Hoofdstuk 1

 

'Ja, ja, ik kom al!’ De bel galmde nog door tussen mijn oren, toen het werd bijgestaan door een aanhoudend gebonk. ‘Ik zeg toch al dat ik kom. Probeer m’n deur heel te laten, wil je?’ Ik pakte de deurkruk vast en aarzelde. 'Kenneth, ben jij dat?'

'Nee, ik ben het.'

'Terry?' snel opende ik de deur. 'Wat doe jij nu hier op dit tijdstip? Is er iets met Gwen?'

'Nee, er is niets met Gwen. Of eigenlijk wel, maar anders dan jij denkt.'

Ik deed ongewild een stap opzij, toen hij de deur verder open duwde en langs me heen naar binnen stapte. ‘Kom vooral verder.’ Goed, Terry kwam hier dan wel regelmatig over de vloer, maar niet zonder Gwen of als Kenneth er niet was. Ik volgde hem naar de woonkamer en sloeg hem gade terwijl hij heen en weer liep. 'Wat is er in vredesnaam aan de hand, Terry?'

Hij bleef voor me staan en zwaaide met een foto voor mijn gezicht. 'Weet jij hiervan?'

Ik fronste, terwijl ik probeerde de glimp van het bewegende beeld te plaatsen. 'Is dat een echo?'

'Ja. Weet jij ervan?'

Hoe moest ik dat nu weer weten? 'Ik heb geen idee waar je het over hebt. Van wie is die echo?' Toen ging er een lampje bij me branden en mijn ogen werden groot. 'O! Is die foto van Gwen? Is ze zwanger? Krijgen jullie een baby?'

'Ja, ja en néé!'

Zijn uitbarsting duwde mij een stap naar achteren en ik knipperde met mijn ogen. 'Wat bedoel je?'

'Deze baby…' hij zwaaide weer met de foto. 'Is niet van mij.'

Ik stootte een lach uit, zo belachelijk waren zijn woorden. Maar hij perste zijn lippen op elkaar, zo hard dat alleen nog maar een streep zichtbaar was waar zijn lippen zouden moeten zitten. 'Ik… ik snap het niet. Hoezo is de baby niet van jou?'

Hij tikte wild met zijn vinger op de tekst onder de foto.

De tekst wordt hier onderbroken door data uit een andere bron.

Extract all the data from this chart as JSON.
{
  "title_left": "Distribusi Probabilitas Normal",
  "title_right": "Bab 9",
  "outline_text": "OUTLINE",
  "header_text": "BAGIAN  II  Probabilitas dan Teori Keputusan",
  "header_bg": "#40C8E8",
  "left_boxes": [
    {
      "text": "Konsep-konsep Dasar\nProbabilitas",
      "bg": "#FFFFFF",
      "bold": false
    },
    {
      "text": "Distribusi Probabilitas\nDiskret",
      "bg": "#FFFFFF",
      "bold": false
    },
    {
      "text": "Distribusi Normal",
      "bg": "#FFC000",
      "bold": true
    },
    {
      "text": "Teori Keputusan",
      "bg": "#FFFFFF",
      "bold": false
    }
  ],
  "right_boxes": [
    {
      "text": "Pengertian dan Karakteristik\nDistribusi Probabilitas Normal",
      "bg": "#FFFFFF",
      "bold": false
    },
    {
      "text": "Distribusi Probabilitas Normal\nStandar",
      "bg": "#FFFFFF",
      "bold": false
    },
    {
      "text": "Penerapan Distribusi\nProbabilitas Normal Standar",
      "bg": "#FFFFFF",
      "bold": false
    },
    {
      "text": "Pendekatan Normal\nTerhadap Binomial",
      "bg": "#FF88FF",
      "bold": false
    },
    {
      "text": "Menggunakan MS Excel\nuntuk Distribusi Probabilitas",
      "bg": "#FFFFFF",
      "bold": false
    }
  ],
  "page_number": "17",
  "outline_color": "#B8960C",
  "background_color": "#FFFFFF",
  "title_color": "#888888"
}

Ik griste de foto nu uit zijn hand. "Zes weken à 9 mei min zes weken = 28 maart!" las ik mompelend op. 'De baby is op 28 maart verwekt. En dus?'

Terry rolde met zijn ogen. 'Toen was ik niet thuis.'

'Dat soort tests zijn nooit honderd procent. Het kan een paar dagen afwijken.'

Terry’s mond vertrok. 'Ja, ware het niet dat ik toen anderhalve week weg was en deze datum in het midden van die periode valt. De baby is níet van mij, Grace.'

'Maar… maar dat kan niet! Gwen zou jou dat nooit aandoen!' Ik legde een hand op zijn arm. 'Het moet een misverstand zijn, Terry, heus.'

'O nee, Grace, het is geen misverstand. Waarom heeft ze mij anders nog niet over de baby verteld?'

'Dat weet ik niet, ma-'

'Houd op!’ Hij schudde mijn hand van zijn arm, waardoor deze dom in de lucht zweefde. ‘Stop met je zus te verdedigen, Grace.’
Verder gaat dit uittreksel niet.